A numerical lift force analysis on the inertial migration of a deformable droplet in steady and oscillatory microchannel flows at different Capillary numbers and oscillation frequencies

TL;DR

This paper investigates the lift forces on deformable droplets in microchannels, analyzing how Capillary numbers and oscillation frequencies influence their dynamics, and proposes models to predict these forces in steady and oscillatory flows.

Contribution

It extends lift force analysis to deformable droplets and introduces a predictive expression for lift forces considering oscillatory flow effects.

Findings

Lift forces depend on Capillary number and oscillation frequency.

Oscillatory flows create new equilibrium positions for droplets.
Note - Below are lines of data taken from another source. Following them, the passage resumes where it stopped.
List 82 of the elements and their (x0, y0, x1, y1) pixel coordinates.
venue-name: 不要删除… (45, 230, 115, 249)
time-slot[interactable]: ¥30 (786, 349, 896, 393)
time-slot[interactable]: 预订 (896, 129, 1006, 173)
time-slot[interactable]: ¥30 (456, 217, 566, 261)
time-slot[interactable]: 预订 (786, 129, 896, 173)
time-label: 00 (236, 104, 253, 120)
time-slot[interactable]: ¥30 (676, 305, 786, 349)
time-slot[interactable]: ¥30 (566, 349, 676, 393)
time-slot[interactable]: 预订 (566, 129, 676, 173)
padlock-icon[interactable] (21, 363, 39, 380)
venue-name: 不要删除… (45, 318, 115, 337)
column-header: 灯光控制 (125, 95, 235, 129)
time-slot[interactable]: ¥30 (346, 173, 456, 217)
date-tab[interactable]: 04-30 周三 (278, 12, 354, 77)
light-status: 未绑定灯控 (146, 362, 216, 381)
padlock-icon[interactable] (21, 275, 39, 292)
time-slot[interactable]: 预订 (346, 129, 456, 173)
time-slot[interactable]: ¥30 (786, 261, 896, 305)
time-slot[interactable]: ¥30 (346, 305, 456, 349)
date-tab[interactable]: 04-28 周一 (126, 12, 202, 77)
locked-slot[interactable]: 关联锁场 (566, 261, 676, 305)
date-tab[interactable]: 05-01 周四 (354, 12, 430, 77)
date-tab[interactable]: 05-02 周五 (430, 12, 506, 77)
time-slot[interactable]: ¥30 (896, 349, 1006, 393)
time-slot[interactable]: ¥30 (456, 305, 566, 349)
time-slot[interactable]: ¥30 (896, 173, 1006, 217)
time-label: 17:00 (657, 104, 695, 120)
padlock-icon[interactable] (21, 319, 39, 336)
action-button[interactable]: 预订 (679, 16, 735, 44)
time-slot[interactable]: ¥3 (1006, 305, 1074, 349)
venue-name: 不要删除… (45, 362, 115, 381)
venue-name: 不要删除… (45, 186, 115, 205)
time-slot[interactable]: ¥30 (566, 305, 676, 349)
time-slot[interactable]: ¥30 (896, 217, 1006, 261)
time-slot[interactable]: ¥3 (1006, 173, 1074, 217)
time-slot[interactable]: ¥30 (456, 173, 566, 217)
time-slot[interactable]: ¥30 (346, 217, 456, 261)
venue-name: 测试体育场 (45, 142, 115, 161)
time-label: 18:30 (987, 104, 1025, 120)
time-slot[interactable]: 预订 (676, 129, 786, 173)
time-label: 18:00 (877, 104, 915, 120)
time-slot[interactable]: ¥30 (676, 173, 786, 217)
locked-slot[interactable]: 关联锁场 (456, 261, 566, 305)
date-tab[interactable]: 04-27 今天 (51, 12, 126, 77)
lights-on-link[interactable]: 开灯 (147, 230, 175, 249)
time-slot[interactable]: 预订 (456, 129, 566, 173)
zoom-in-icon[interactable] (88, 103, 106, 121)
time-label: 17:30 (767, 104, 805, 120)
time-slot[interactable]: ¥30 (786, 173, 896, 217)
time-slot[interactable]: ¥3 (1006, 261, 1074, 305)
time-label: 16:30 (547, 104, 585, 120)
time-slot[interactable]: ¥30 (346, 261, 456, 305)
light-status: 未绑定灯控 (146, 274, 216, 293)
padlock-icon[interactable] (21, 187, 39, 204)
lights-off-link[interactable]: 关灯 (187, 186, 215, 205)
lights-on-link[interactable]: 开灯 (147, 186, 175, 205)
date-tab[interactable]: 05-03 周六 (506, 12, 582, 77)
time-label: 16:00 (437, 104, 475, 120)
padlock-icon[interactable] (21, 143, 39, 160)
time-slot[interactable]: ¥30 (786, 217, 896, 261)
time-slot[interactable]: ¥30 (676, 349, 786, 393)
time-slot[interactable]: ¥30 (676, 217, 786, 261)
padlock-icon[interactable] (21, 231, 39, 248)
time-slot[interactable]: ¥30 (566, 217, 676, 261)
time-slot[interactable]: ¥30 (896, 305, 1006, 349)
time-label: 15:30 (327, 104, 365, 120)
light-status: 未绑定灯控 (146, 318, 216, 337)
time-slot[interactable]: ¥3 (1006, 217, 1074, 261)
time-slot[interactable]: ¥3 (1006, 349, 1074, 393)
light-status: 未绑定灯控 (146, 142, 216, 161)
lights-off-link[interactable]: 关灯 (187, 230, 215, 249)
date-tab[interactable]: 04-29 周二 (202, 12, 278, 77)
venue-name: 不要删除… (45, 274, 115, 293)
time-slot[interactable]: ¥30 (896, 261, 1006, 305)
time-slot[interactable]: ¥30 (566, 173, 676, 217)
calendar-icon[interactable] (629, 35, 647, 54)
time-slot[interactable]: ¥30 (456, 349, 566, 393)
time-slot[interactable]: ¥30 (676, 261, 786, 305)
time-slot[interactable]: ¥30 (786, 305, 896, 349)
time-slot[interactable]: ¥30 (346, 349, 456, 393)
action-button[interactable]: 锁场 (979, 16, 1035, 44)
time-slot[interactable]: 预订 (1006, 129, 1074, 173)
A model accurately predicts lift forces in various flow conditions.

Abstract

Inertial migration of deformable particles has become appealing in recent years due to its numerous applications in microfluidics and biomedicine. The physics underlying the motion of such particles is contingent upon the presence of lift forces in microchannels. This importance initiated several works to analyze and quantify such forces acting on particles. However, since most of such attempts have focused on solid and non-deformable particles, we extend the lift force analysis for the case of deformable droplets and study the effects of Capillary numbers on their dynamics in this paper. Furthermore, utilizing oscillatory flows as an alternative for steady currents within the microchannels has been proved to be beneficial by introducing new equilibrium positions for the particles. Therefore, the present analysis includes the oscillatory regimes and identifies the effects of oscillation frequencies on lift forces as well. We then propose an expression that mimics the lift force behavior in oscillatory flows accurately. Finally, we introduce a procedure to derive and predict a simple expression for the steady and averaged oscillatory lift for any given combination of Capillary number and oscillation frequency within a continuous range.